Ya no somos capaces de resolverlo todo, de parar el viento, cantar el sana sana sapito de rana, curar todas las heridas, ayudarlos en las tareas escolares, calmar el llanto, los miedos, ser la mujer maravilla. Arreglar lo inarreglable y sanar lo insanable. Ya no me piden ayuda, y no entienden mi fe, mis oraciones, mi amor a Dios, mis maneras.
Tuve que resignarme por mucho tiempo, ellos siguieron su camino, Dejaron de preferir o necesitar mi compañia respecto a la de los demás ( ¡y comprendo que esto tuvo que suceder! )
Pasiones, las rabietas, pleitos, desacuerdos, control, celos, los desapegos, las criticas, los cambios de las generaciones, el miedo. Se apagarán los ecos de las risas y de las canciones, las nannas y los “Había una vez” acabarán de resonar en la oscuridad. Ya no tengo que contar historias como la del Patito Feo y comprar los juguetes de la guerra de las galaxias, los legos, los rompecabezas, las bicicletas.
Con el pasar del tiempo, mis hijos descubrieron mis defectos, mis secretos, mi vulnerabidad, tuvieron que aceptar ser hijos del divorcio, ser nietos de divorciados, ver que su madre tuvo muchos pretendientes porque ella queria rehacer su vida y darles una figura paterna, pero nunca nadie fue suficiente, nadie llenaba todos los requisitos. Tuvieron que compartir el pan con otros que no eran sus hermanos y competir para que no se confundieran los afectos.

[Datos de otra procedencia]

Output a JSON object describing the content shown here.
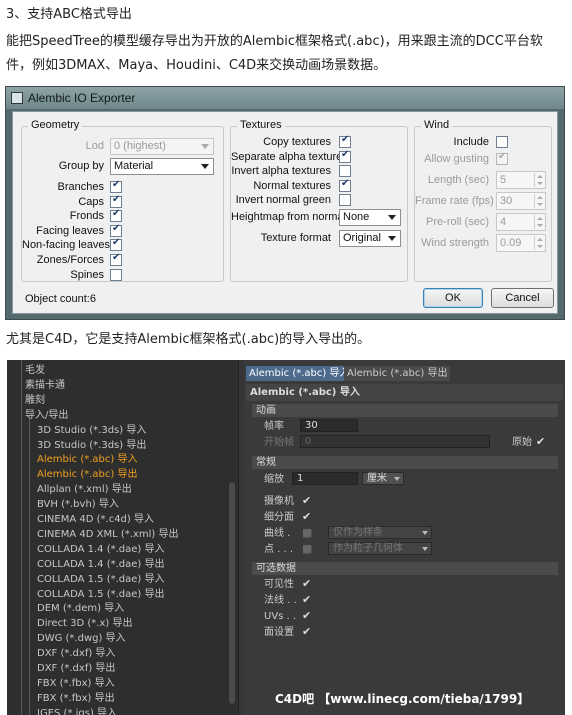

Sabio y cínico, el tiempo se fue llevando consigo una larga soga, otras veces arrantrando una pesada cadena oxidada por las lluvias y los huracanes.
Ellos se olvidarán, aunque yo no lo haré. Las cosquillas y los “corre corre” , los besos en los párpados y los llantos que de repente paran con un abrazo, con un inolvidable y curativo abrazo . Los viajes y los juegos, las caminatas y la fiebre alta. Los bailes, las fiestas, las tardes en el parque, pasteles de chocolate con helados de varios sabores, las caricias, las risas, los viajes largos, mientras nos dormimos despacio.
Mis hijos se olvidaron que los he amamantado, mecido durante horas, llevado en brazos y de la mano. Que les he dado de comer y consolado, levantado después de cien caídas. Olvidarán que han dormido sobre mi pecho de día y de noche, que hubo un tiempo en que me han necesitado tanto, como el aire que respiran. El tiempo ha borrado de los hijos lo que nunca puede borrar de la memoria de sus madres.